Hiking with my dog

Whether you are a fan of hiking or a beginner who want to be well prepared: this informative capsule is for you. Since he became part of the family, Tonka and I have climbed our share of summits together. Each hike generally starts in the same way: getting the gear ready. And that means Tonka’s as well as mine. Yes, Tonka has his own hiking bag. His bag has 2 main reasons for being: the first is quite obvious. Tonka can carry around his own things, giving me a little more room in my bag, and removing some weight from my shoulders. The second reason was especially true when he was younger ... no matter how long the hike was, he could not be exhausted. A few more pounds on his back made him work a little harder and thus allowed him to spend a little more of that extra energy.

The first rule of thumb if you want to hike with your dog carrying his own luggage: the bag must fit him perfectly. So, plan a few short test hikes to learn how to properly adjust the bag and make sure it won't cause him pain, before venturing out to more demanding trails! And if a little extra weight doesn't bother you, then add its personal effects to yours.

Here are my essentials when I go hiking. I obviously adapt according to the temperature and the duration of the expedition:

- Water. And if it's hot, don't be shy about bringing more. I love bottles with an integrated bowl that allows the dog to drink directly from the bottle. If you don't have one, consider bringing a foldable bowl to compensate.

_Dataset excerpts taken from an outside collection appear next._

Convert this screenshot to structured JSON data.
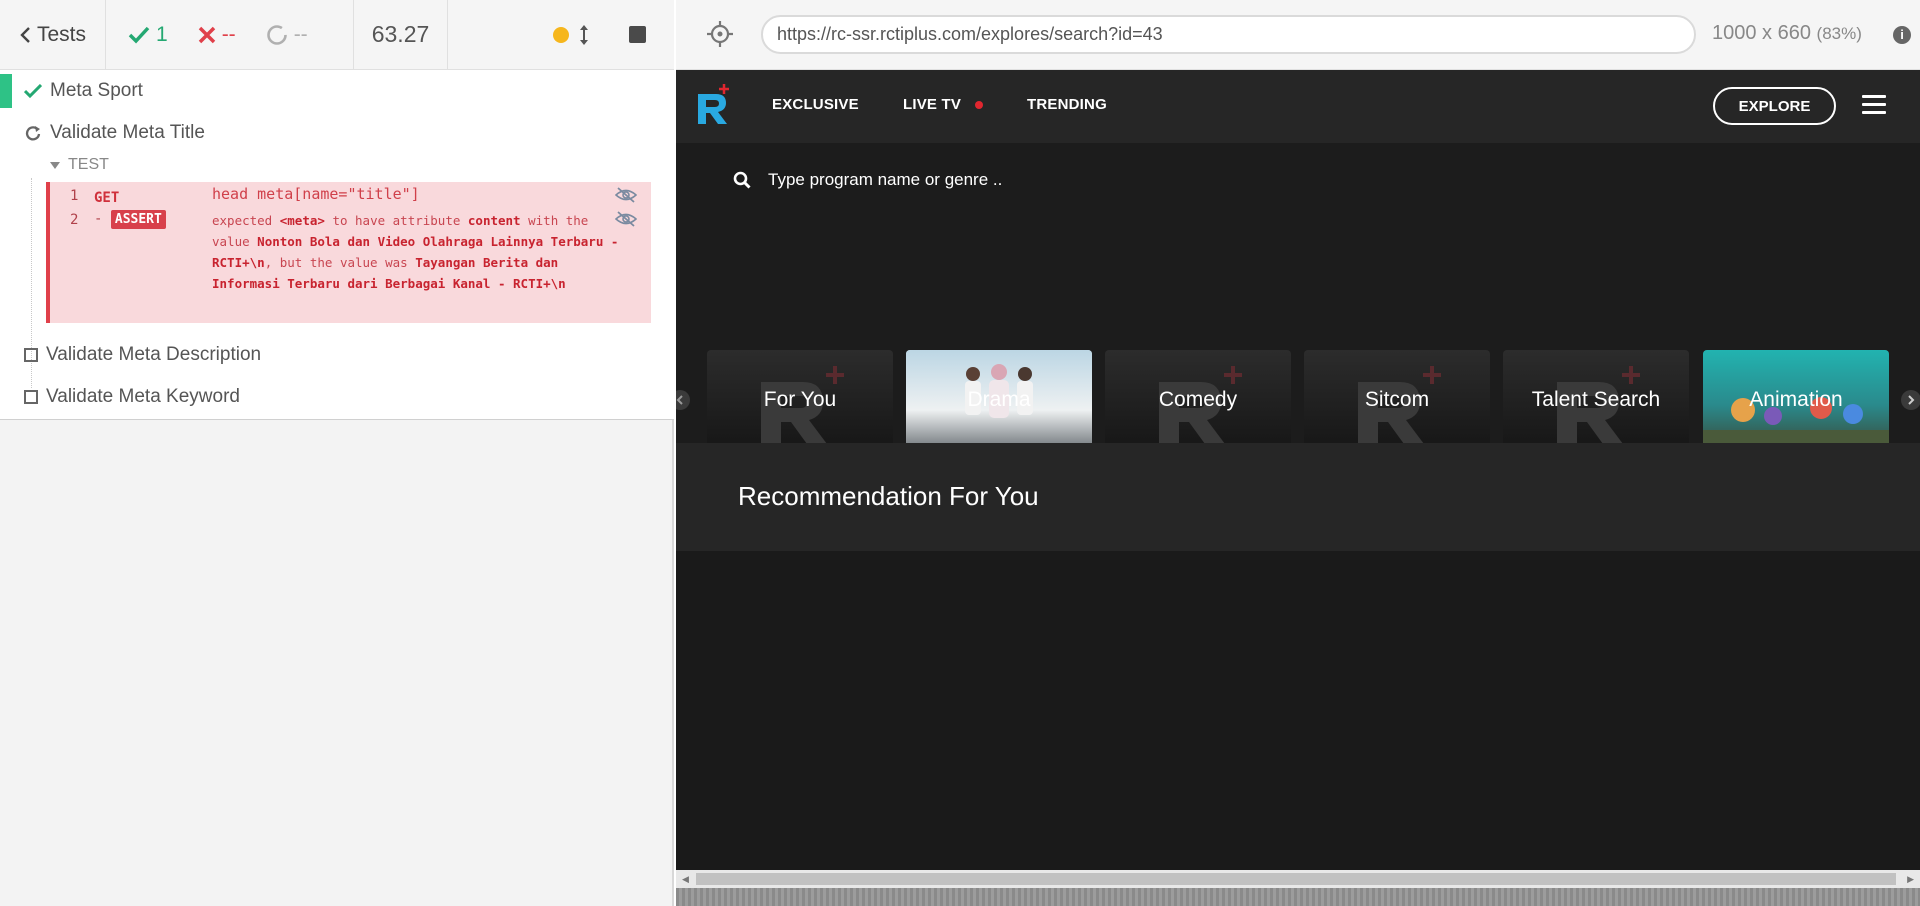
{
  "reporter": {
    "header": {
      "tests_label": "Tests",
      "passed": "1",
      "failed": "--",
      "pending": "--",
      "duration": "63.27"
    },
    "suite": {
      "title": "Meta Sport",
      "tests": [
        {
          "title": "Validate Meta Title",
          "state": "running"
        },
        {
          "title": "Validate Meta Description",
          "state": "pending"
        },
        {
          "title": "Validate Meta Keyword",
          "state": "pending"
        }
      ],
      "hook_label": "TEST",
      "commands": [
        {
          "num": "1",
          "name": "GET",
          "message": "head meta[name=\"title\"]"
        },
        {
          "num": "2",
          "prefix": "-",
          "name": "ASSERT",
          "msg_parts": {
            "p1": "expected",
            "b1": "<meta>",
            "p2": "to have attribute",
            "b2": "content",
            "p3": "with the value",
            "b3": "Nonton Bola dan Video Olahraga Lainnya Terbaru - RCTI+\\n",
            "p4": ", but the value was",
            "b4": "Tayangan Berita dan Informasi Terbaru dari Berbagai Kanal - RCTI+\\n"
          }
        }
      ]
    }
  },
  "aut": {
    "url": "https://rc-ssr.rctiplus.com/explores/search?id=43",
    "viewport": "1000 x 660",
    "scale": "(83%)",
    "info": "i"
  },
  "site": {
    "nav": [
      {
        "label": "EXCLUSIVE"
      },
      {
        "label": "LIVE TV"
      },
      {
        "label": "TRENDING"
      }
    ],
    "explore_label": "EXPLORE",
    "search_placeholder": "Type program name or genre ..",
    "genres": [
      "For You",
      "Drama",
      "Comedy",
      "Sitcom",
      "Talent Search",
      "Animation"
    ],
    "recommendation_title": "Recommendation For You",
    "colors": {
      "accent_red": "#e0262f",
      "logo_blue": "#29a9e1"
    }
  }
}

- Treats or even a meal. When we leave for a longer hike or more demanding ones physically, I like to offer Tonka a small meal along the way to maintain his strength and encourage him. Be careful not to give too much at once though. With increased physical activity, some dogs will tend to vomit easily or choke while eating too fast. Personally, I like to distribute a few kibbles at a time, as I eat my own meal.

- Safe mosquito repellent for dogs, generally lemongrass and lavender based.

- A pair of pliers to remove splinters and a ’’ Tick twister ’’ to remove ticks.

- A comb to remove the thistles that could get caught in his coat.

- A bottle of antiseptic solution which does not require rinsing, to disinfect wounds.

- An antibiotic and anti-inflammatory cream to apply to minor lesions or insect bites.

- A roll of elastic band to bandage a larger wound if necessary.

- A hand towel to clean and dry the paws. Usually I keep one in the car to clean his paws on the way back. But I like to have one with me on the trail, especially in winter to wipe his paws if he walks in water, and thus limit the risk of frostbite.

- Poop bags, because even in the woods, nobody likes to come across your dog’s mess.

Obviously, this list is far from exhaustive and should be adapted according to your destination, the duration of your adventure and your level of comfort in the outdoors. The important thing is to aim for paths that are accessible to your physical form, but also to that of your four-legged partner. Tonka and I wish you the best on your future adventures, discovering new landscapes!